Whisk the flour, baking powder, baking soda, 1 1/2 teaspoons cinnamon, salt and nutmeg in a medium bowl.
Beat 2/3 cup granulated sugar and the shortening in another bowl with a mixer on medium speed until sandy. Beat in the egg and yolk, then gradually mix in the applesauce, scraping the bowl. Beat in half of the flour mixture, then the buttermilk and vanilla, and then the remaining flour mixture. Mix to make a sticky dough; do not overmix.
Scrape the dough onto a lightly floured sheet of parchment paper and pat into a 7-by-11-inch rectangle, about 1/2 inch thick. Cover with plastic wrap and refrigerate for at least 2 hours or overnight.

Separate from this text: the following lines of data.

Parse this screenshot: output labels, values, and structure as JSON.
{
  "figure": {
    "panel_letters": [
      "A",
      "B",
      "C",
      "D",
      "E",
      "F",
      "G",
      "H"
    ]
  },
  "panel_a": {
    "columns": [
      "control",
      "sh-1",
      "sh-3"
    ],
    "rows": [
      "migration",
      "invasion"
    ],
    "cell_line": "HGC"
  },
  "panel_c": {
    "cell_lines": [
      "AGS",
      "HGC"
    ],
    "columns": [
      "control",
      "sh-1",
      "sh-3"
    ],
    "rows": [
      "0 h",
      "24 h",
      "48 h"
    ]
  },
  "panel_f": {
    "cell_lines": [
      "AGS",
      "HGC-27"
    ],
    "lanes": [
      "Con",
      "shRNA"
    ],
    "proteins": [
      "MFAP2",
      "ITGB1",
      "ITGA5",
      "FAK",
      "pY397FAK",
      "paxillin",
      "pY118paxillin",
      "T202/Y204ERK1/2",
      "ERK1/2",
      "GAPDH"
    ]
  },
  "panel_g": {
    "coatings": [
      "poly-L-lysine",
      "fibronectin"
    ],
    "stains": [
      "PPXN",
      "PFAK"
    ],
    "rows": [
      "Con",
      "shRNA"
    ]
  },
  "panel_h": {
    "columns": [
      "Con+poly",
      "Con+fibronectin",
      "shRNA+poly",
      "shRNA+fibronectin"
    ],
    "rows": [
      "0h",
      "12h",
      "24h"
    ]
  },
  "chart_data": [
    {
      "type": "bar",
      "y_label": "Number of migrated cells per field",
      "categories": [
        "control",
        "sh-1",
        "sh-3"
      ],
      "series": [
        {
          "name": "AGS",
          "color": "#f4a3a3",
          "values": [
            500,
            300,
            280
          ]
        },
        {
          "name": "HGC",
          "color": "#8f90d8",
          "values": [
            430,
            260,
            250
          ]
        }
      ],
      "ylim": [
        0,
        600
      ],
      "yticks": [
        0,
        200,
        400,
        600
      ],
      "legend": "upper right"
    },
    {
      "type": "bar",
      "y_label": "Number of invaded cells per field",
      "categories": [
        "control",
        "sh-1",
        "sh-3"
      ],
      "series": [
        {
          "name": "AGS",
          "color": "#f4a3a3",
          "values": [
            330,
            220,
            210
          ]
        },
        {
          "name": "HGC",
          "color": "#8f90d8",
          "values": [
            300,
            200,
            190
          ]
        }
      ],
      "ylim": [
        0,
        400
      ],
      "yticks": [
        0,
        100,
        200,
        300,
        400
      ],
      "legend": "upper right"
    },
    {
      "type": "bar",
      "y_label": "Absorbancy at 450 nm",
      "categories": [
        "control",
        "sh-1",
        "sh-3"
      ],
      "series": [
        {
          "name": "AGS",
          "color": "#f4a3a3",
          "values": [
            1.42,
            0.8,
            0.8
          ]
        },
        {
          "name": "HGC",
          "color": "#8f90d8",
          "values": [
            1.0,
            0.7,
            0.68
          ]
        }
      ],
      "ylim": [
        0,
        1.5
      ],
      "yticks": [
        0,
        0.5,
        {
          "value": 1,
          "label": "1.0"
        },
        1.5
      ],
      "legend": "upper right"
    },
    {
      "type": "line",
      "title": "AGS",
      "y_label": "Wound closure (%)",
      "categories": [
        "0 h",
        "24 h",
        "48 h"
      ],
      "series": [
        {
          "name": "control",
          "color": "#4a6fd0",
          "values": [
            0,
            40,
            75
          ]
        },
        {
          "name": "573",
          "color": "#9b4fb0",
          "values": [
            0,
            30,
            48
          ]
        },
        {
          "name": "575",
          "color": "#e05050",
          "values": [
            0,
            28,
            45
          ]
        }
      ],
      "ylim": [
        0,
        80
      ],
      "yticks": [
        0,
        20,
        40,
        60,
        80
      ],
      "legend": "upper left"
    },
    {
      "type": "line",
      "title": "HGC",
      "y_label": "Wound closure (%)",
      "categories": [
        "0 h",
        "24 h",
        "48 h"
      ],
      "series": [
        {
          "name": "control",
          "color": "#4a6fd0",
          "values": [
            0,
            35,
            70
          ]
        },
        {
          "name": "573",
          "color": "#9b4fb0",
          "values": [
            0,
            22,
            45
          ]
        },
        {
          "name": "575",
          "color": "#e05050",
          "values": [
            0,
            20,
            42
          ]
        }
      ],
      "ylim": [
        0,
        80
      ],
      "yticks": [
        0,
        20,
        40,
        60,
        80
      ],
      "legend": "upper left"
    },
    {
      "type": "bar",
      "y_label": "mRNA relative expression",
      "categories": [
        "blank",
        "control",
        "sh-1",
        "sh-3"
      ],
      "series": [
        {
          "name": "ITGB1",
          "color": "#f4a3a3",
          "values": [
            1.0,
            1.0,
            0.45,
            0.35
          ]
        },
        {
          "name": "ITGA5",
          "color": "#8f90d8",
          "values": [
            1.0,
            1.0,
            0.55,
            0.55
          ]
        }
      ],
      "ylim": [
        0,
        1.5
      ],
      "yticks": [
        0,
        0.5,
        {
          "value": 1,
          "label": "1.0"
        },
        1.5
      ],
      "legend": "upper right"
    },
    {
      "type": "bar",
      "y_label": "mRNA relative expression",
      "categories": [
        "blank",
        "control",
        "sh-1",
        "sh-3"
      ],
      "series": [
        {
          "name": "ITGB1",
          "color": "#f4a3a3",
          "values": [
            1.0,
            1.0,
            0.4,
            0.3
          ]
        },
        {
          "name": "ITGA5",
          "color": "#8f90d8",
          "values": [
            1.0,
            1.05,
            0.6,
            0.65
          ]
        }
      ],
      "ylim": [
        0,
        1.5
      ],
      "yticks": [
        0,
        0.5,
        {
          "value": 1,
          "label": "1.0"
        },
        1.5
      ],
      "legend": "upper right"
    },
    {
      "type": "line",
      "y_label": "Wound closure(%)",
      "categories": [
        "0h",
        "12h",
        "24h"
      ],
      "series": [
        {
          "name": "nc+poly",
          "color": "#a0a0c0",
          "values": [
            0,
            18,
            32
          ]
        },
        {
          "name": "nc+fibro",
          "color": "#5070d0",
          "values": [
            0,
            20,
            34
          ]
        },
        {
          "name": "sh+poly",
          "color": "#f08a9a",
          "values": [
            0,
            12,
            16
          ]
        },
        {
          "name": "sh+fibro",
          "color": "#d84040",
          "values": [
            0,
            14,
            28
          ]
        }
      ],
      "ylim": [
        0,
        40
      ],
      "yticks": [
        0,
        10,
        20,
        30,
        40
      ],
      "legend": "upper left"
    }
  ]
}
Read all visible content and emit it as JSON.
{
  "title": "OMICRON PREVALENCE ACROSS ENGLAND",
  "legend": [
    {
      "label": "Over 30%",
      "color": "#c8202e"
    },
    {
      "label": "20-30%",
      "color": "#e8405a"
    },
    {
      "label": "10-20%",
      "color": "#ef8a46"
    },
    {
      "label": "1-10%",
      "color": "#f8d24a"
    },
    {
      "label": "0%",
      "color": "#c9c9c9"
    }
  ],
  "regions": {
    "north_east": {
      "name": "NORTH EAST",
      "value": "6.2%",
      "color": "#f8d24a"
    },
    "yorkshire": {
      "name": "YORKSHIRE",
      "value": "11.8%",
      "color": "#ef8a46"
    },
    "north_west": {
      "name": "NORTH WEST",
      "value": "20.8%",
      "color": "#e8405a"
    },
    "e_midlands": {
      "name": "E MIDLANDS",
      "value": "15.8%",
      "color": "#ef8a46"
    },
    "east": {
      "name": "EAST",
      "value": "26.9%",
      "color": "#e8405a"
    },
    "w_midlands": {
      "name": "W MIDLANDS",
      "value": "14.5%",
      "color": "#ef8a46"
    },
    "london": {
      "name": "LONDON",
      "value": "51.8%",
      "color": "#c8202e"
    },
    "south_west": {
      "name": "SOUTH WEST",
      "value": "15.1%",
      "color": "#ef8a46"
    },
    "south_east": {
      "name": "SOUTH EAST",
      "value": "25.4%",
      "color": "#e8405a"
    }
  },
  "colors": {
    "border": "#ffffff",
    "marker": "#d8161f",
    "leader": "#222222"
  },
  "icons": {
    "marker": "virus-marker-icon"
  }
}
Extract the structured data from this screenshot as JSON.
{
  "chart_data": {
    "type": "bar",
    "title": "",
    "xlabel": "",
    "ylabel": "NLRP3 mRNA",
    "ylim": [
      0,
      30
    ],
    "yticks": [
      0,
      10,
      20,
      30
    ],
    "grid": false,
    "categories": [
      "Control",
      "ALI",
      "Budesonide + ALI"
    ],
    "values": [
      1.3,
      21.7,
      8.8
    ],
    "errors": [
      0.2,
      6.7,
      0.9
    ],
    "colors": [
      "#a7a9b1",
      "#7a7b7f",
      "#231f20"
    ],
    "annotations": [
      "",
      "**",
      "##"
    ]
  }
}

Meanwhile, make the glaze: Simmer the remaining 1 cup cider in a small saucepan over medium heat until reduced to 1/4 cup. Whisk in the confectioners’ sugar until smooth and glossy, then set aside. Mix the remaining 1 cup granulated sugar and 2 teaspoons cinnamon in a shallow bowl; set aside for the topping.
Heat 2 inches of vegetable oil in a large heavy-bottomed pot over medium-high heat until a deep-fry thermometer registers 350 F. Line a baking sheet with paper towels. Cut the chilled dough into 12 rounds, using a floured 2 1/2- or 3-inch biscuit cutter, then cut out the middles with a 1-inch cutter (or use a doughnut cutter). Slip 2 or 3 doughnuts at a time into the hot oil and fry until golden brown, 1 to 2 minutes per side, adjusting the heat as needed. Transfer to the paper towels to drain.
Dip one side of each doughnut in the cider glaze, letting the excess drip off; dip just the glazed side in the cinnamon-sugar or roll all over in cinnamon-sugar, if desired. Serve warm.